I was gone the same day. We used to load so many books in the van that when we would leave the temple, there was no room to sleep in the van at night. The only way we could sleep in the van was that you had to stop somewhere and distribute enough books to leave enough space for yourself to get into the van and sleep at night. We filled up that whole van, and we left and we distributed books. And I stayed out for years. And that was it. That was the white van I wanted to be president of for the rest of my life. Somehow Krsna at least gave it to me for a few more years.
This is just evidence that there is so much taste. It is our life. And Srila Prabhupada is willing to give it to anyone who simply makes some sacrifice, who shows that he wants to do something, who wants to give Srila Prabhupada life. So Srila Prabhupada says, “If you preach and distribute my books, you will give me life. I will live forever.” So if we simply meditate in that way and we try to make some personal sacrifice for Srila Prabhupada to give him life, then Srila Prabhupada is ready to bestow his mercy on each and every one of us if we simply remember that his books are so dear to him, that his book distribution mission is so dear to him, and that it will remain dear to him. As he said, “I will live forever in my books.”
So we should always feel that we have some hope to bring a smile to Srila Prabhupada, that we have some hope to make Srila Prabhupada happy by our efforts to take part in this wonderful movement, to distribute the Holy Name, and Srimad Bhagavatam, the Caitanya Caritamrita, and all of Srila Prabhupada’s books.
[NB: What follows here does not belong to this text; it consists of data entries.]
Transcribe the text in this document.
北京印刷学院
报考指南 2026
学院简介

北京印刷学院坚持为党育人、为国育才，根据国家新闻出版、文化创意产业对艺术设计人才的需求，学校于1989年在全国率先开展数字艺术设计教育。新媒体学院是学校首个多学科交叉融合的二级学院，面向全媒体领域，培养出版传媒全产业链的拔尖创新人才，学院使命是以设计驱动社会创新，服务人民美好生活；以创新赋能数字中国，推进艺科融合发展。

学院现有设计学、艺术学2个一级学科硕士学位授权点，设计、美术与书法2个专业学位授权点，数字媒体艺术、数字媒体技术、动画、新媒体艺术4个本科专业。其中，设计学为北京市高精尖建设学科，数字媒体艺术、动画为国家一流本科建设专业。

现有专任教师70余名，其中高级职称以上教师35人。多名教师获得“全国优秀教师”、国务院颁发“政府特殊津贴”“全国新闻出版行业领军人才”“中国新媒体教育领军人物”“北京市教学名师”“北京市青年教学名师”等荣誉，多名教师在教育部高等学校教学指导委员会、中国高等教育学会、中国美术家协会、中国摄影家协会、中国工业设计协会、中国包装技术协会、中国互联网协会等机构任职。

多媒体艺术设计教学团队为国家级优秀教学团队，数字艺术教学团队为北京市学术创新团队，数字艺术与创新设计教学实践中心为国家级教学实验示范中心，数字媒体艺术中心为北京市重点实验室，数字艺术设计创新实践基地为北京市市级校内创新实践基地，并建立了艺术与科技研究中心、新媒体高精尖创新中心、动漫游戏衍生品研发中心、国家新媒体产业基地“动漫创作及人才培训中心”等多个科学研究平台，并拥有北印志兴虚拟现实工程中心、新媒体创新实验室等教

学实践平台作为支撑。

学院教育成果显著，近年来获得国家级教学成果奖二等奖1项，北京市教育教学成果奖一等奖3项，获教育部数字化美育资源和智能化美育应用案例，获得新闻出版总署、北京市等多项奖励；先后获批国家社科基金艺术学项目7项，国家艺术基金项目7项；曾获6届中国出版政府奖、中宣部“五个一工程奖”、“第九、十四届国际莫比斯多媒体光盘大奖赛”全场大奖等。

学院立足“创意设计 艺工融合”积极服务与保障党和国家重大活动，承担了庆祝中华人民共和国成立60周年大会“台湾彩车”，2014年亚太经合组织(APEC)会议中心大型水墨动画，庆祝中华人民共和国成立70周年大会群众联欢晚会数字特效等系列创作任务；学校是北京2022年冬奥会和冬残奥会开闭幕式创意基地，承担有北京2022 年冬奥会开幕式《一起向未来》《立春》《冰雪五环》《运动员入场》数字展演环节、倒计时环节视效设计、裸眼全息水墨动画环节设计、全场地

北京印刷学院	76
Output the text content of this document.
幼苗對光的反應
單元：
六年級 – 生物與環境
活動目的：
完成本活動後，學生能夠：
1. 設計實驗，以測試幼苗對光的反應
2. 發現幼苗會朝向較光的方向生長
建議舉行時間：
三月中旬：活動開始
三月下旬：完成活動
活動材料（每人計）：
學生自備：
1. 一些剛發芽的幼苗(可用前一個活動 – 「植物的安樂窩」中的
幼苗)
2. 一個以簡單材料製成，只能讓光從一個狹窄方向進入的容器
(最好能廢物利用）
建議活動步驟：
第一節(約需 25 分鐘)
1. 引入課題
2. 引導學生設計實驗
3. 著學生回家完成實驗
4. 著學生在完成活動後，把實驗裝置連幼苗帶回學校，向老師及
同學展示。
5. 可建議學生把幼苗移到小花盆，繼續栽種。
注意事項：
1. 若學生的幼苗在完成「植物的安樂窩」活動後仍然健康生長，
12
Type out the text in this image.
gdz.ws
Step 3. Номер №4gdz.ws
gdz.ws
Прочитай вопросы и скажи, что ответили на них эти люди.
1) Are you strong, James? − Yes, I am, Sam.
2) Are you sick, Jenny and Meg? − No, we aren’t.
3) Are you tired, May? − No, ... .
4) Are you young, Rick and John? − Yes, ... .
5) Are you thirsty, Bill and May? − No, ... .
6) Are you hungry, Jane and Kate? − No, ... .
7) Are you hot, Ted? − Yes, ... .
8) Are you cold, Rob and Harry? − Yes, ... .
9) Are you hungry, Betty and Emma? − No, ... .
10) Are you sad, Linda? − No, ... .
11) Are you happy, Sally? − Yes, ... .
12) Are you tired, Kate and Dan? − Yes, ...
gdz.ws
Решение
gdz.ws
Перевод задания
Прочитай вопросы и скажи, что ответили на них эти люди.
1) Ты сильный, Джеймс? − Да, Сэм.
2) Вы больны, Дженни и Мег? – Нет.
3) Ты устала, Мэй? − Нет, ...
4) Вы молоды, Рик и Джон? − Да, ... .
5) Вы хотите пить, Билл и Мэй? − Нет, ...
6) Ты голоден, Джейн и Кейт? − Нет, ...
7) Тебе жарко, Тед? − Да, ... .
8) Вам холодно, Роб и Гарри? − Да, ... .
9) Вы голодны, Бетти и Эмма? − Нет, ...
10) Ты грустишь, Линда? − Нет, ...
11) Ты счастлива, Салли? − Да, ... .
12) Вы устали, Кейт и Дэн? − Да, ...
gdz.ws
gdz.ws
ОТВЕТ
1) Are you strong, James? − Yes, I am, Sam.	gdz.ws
The devotees who are doing it, I take the dust of your feet on my head and I pray, “Please bless me so that I can remain somehow instrumental in giving Srila Prabhupada some life in this way for the rest of my life.” I want to thank you all who are doing this book distribution, and if anybody of you feels so inclined to go and try it now, then I thank you also for listening to me. Thank you. Hare Krsna.